Children evaluated in the emergency department for possible appendicitis are often admitted for observation, despite the widespread availability of accurate diagnostic studies, particularly computed tomography (CT). We sought to establish effective and efficient strategies for using CT to diagnose and manage children with possible appendicitis.
Retrospective chart review and decision analysis.
Emergency department of a large, urban tertiary care pediatric teaching hospital.
All patients admitted from January 1996 to August 1997 for suspected appendicitis.
Three modeled strategies were empirically applied to the retrospective cohort of patients admitted for observation. Outcomes and costs under the modeled strategies were compared with those under current practice. The three strategies were: 1) to obtain CT scans on all patients and discharge those with normal findings; 2) to obtain CT scans and admit all patients; 3) to selectively obtain CT scans on those patients with a peripheral white blood cell count >10 000/mm3 (10 × 109/L) and admit all. The sensitivity and specificity of CT for diagnosing appendicitis were determined empirically from the data. A sensitivity analysis was performed.
The number of preoperative inpatient observation days, total hospital costs, and the rates of both missed appendicitis and negative laparotomies.

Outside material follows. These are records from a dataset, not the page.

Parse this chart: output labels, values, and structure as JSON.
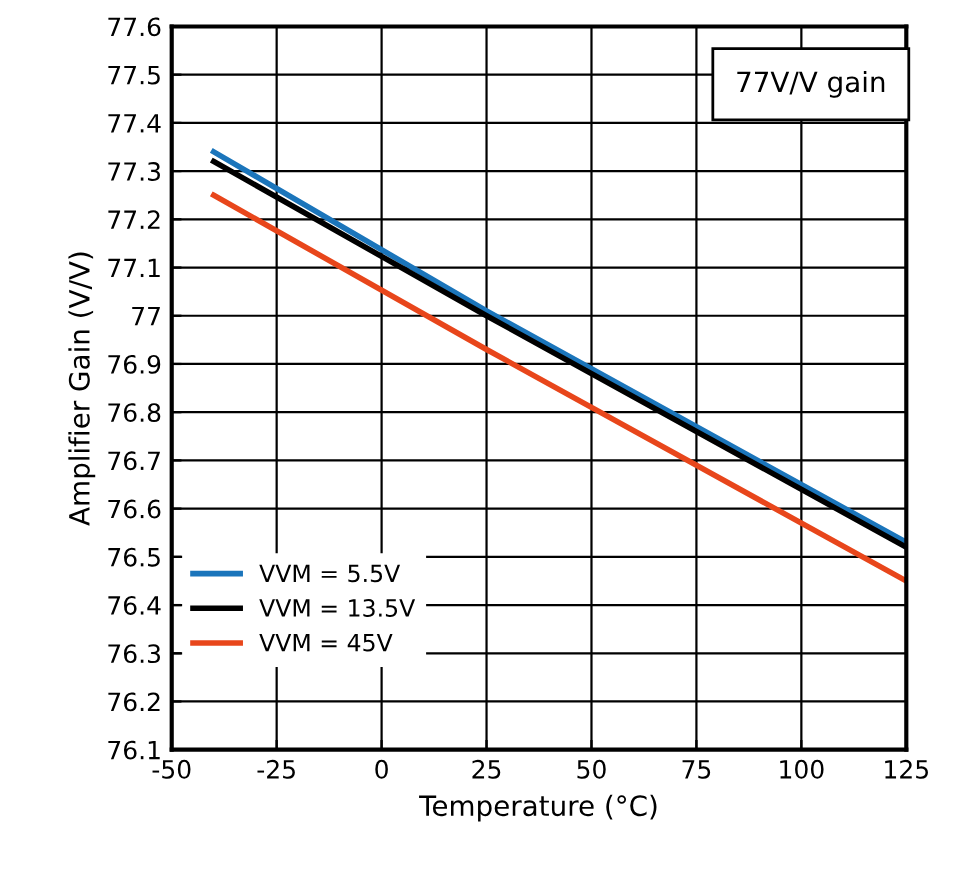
{
  "chart_data": {
    "type": "line",
    "xlabel": "Temperature (°C)",
    "ylabel": "Amplifier Gain (V/V)",
    "annotations": [
      "77V/V gain"
    ],
    "x": [
      -40,
      25,
      125
    ],
    "series": [
      {
        "name": "VVM = 5.5V",
        "color": "#1b75bb",
        "values": [
          77.34,
          77.01,
          76.53
        ]
      },
      {
        "name": "VVM = 13.5V",
        "color": "#000000",
        "values": [
          77.32,
          77.0,
          76.52
        ]
      },
      {
        "name": "VVM = 45V",
        "color": "#e8461b",
        "values": [
          77.25,
          76.93,
          76.45
        ]
      }
    ],
    "xlim": [
      -50,
      125
    ],
    "xticks": [
      -50,
      -25,
      0,
      25,
      50,
      75,
      100,
      125
    ],
    "ylim": [
      76.1,
      77.6
    ],
    "yticks": [
      76.1,
      76.2,
      76.3,
      76.4,
      76.5,
      76.6,
      76.7,
      76.8,
      76.9,
      77,
      77.1,
      77.2,
      77.3,
      77.4,
      77.5,
      77.6
    ],
    "grid": true,
    "legend": "bottom left",
    "marker": "none",
    "line_style": "solid"
  }
}
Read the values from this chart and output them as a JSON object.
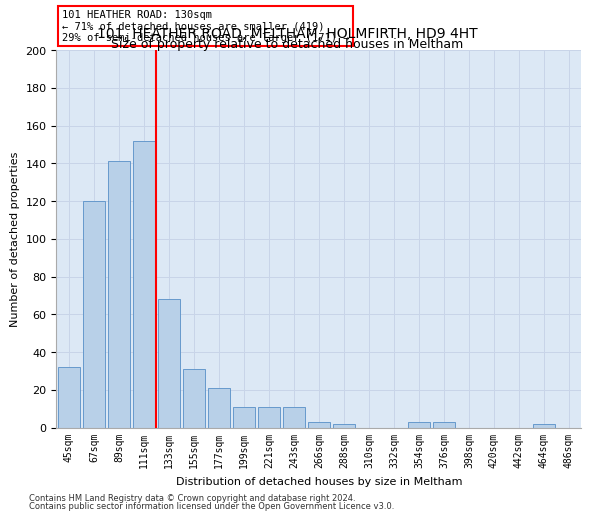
{
  "title_line1": "101, HEATHER ROAD, MELTHAM, HOLMFIRTH, HD9 4HT",
  "title_line2": "Size of property relative to detached houses in Meltham",
  "xlabel": "Distribution of detached houses by size in Meltham",
  "ylabel": "Number of detached properties",
  "bar_labels": [
    "45sqm",
    "67sqm",
    "89sqm",
    "111sqm",
    "133sqm",
    "155sqm",
    "177sqm",
    "199sqm",
    "221sqm",
    "243sqm",
    "266sqm",
    "288sqm",
    "310sqm",
    "332sqm",
    "354sqm",
    "376sqm",
    "398sqm",
    "420sqm",
    "442sqm",
    "464sqm",
    "486sqm"
  ],
  "bar_values": [
    32,
    120,
    141,
    152,
    68,
    31,
    21,
    11,
    11,
    11,
    3,
    2,
    0,
    0,
    3,
    3,
    0,
    0,
    0,
    2,
    0
  ],
  "bar_color": "#b8d0e8",
  "bar_edgecolor": "#6699cc",
  "annotation_text": "101 HEATHER ROAD: 130sqm\n← 71% of detached houses are smaller (419)\n29% of semi-detached houses are larger (171) →",
  "vline_color": "red",
  "ylim": [
    0,
    200
  ],
  "yticks": [
    0,
    20,
    40,
    60,
    80,
    100,
    120,
    140,
    160,
    180,
    200
  ],
  "grid_color": "#c8d4e8",
  "bg_color": "#dce8f5",
  "footer_line1": "Contains HM Land Registry data © Crown copyright and database right 2024.",
  "footer_line2": "Contains public sector information licensed under the Open Government Licence v3.0."
}
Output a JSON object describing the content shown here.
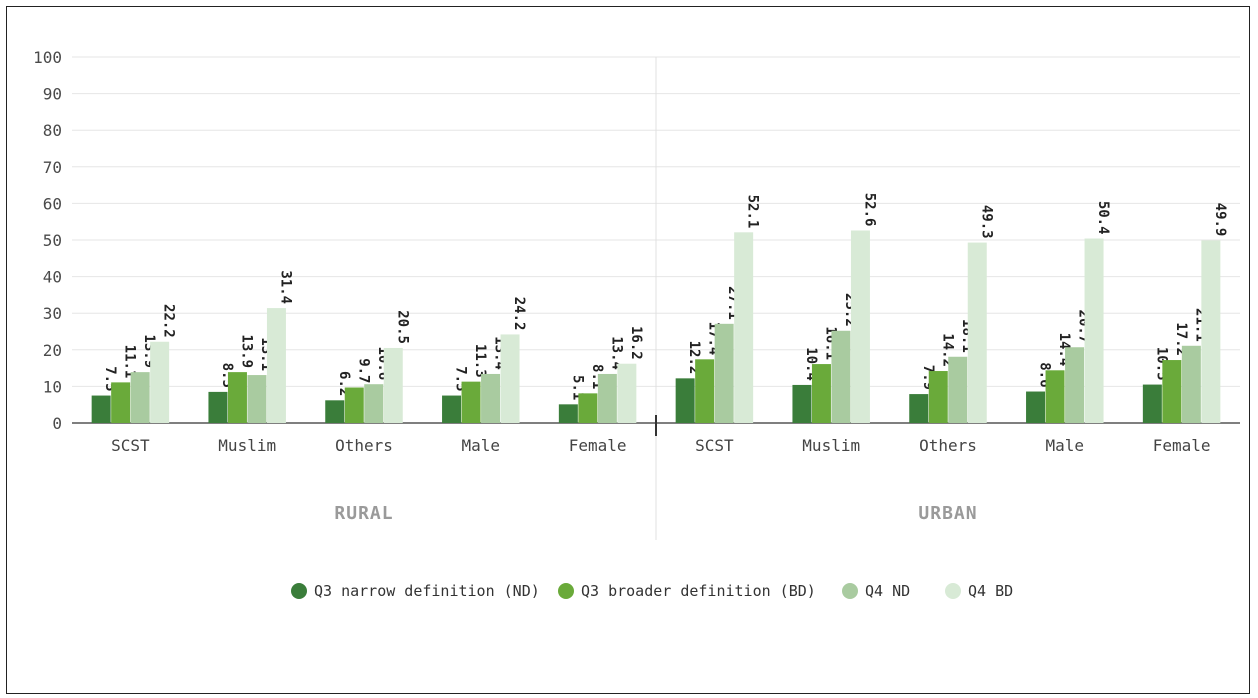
{
  "chart_data": {
    "type": "bar",
    "ylim": [
      0,
      100
    ],
    "yticks": [
      0,
      10,
      20,
      30,
      40,
      50,
      60,
      70,
      80,
      90,
      100
    ],
    "grid": true,
    "legend_position": "bottom",
    "groups": [
      {
        "name": "RURAL",
        "categories": [
          "SCST",
          "Muslim",
          "Others",
          "Male",
          "Female"
        ]
      },
      {
        "name": "URBAN",
        "categories": [
          "SCST",
          "Muslim",
          "Others",
          "Male",
          "Female"
        ]
      }
    ],
    "series": [
      {
        "name": "Q3 narrow definition (ND)",
        "color": "#3a7d3a",
        "values": [
          7.5,
          8.5,
          6.2,
          7.5,
          5.1,
          12.2,
          10.4,
          7.9,
          8.6,
          10.5
        ],
        "labels": [
          "7.5",
          "8.5",
          "6.2",
          "7.5",
          "5.1",
          "12.2",
          "10.4",
          "7.9",
          "8.6",
          "10.5"
        ]
      },
      {
        "name": "Q3 broader definition (BD)",
        "color": "#6aaa3a",
        "values": [
          11.1,
          13.9,
          9.7,
          11.3,
          8.1,
          17.4,
          16.1,
          14.2,
          14.4,
          17.2
        ],
        "labels": [
          "11.1",
          "13.9",
          "9.7",
          "11.3",
          "8.1",
          "17.4",
          "16.1",
          "14.2",
          "14.4",
          "17.2"
        ]
      },
      {
        "name": "Q4 ND",
        "color": "#a9cba0",
        "values": [
          13.9,
          13.1,
          10.6,
          13.4,
          13.4,
          27.1,
          25.2,
          18.1,
          20.7,
          21.1
        ],
        "labels": [
          "13.9",
          "13.1",
          "10.6",
          "13.4",
          "13.4",
          "27.1",
          "25.2",
          "18.1",
          "20.7",
          "21.1"
        ]
      },
      {
        "name": "Q4 BD",
        "color": "#d8ead6",
        "values": [
          22.2,
          31.4,
          20.5,
          24.2,
          16.2,
          52.1,
          52.6,
          49.3,
          50.4,
          49.9
        ],
        "labels": [
          "22.2",
          "31.4",
          "20.5",
          "24.2",
          "16.2",
          "52.1",
          "52.6",
          "49.3",
          "50.4",
          "49.9"
        ]
      }
    ]
  }
}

Of 609 patients hospitalized for possible appendicitis, 287 went directly to the operating room and 14 patients had known perforation and abscess. Three hundred eight children were observed and comprised the study cohort. Of the cohort, 112 (36.4%) underwent appendectomy and 26 (23.2%) of these had a normal appendix at pathology. Three patients were discharged from the hospital after observation and were subsequently readmitted with appendicitis (missed appendicitis). Among the 75 patients who had CT performed, the sensitivity and specificity of CT were both 97%. Under the current practice strategy, the cohort collectively accumulated 487 inpatient observation days and incurred a per patient cost of $5831. All three CT strategies would have reduced the total number of inpatient observation days, operations, negative laparotomies, as well as the per patient cost. The strategy of obtaining CT scans on all patients and then admitting them had the lowest rate of missed appendicitis. The additional cost of preventing each case of missed appendicitis under this strategy compared with the strategy of obtaining CT scans and sending home those with negative findings was $150 304. Even at the lowest reported sensitivity and specificity of CT in the literature, the ordering of the three strategies remained constant and continued to reduce total cost per patient.
Compared with current practice, diagnostic strategies using CT could reduce costs and improve diagnosis, management, and outcomes for children with appendicitis.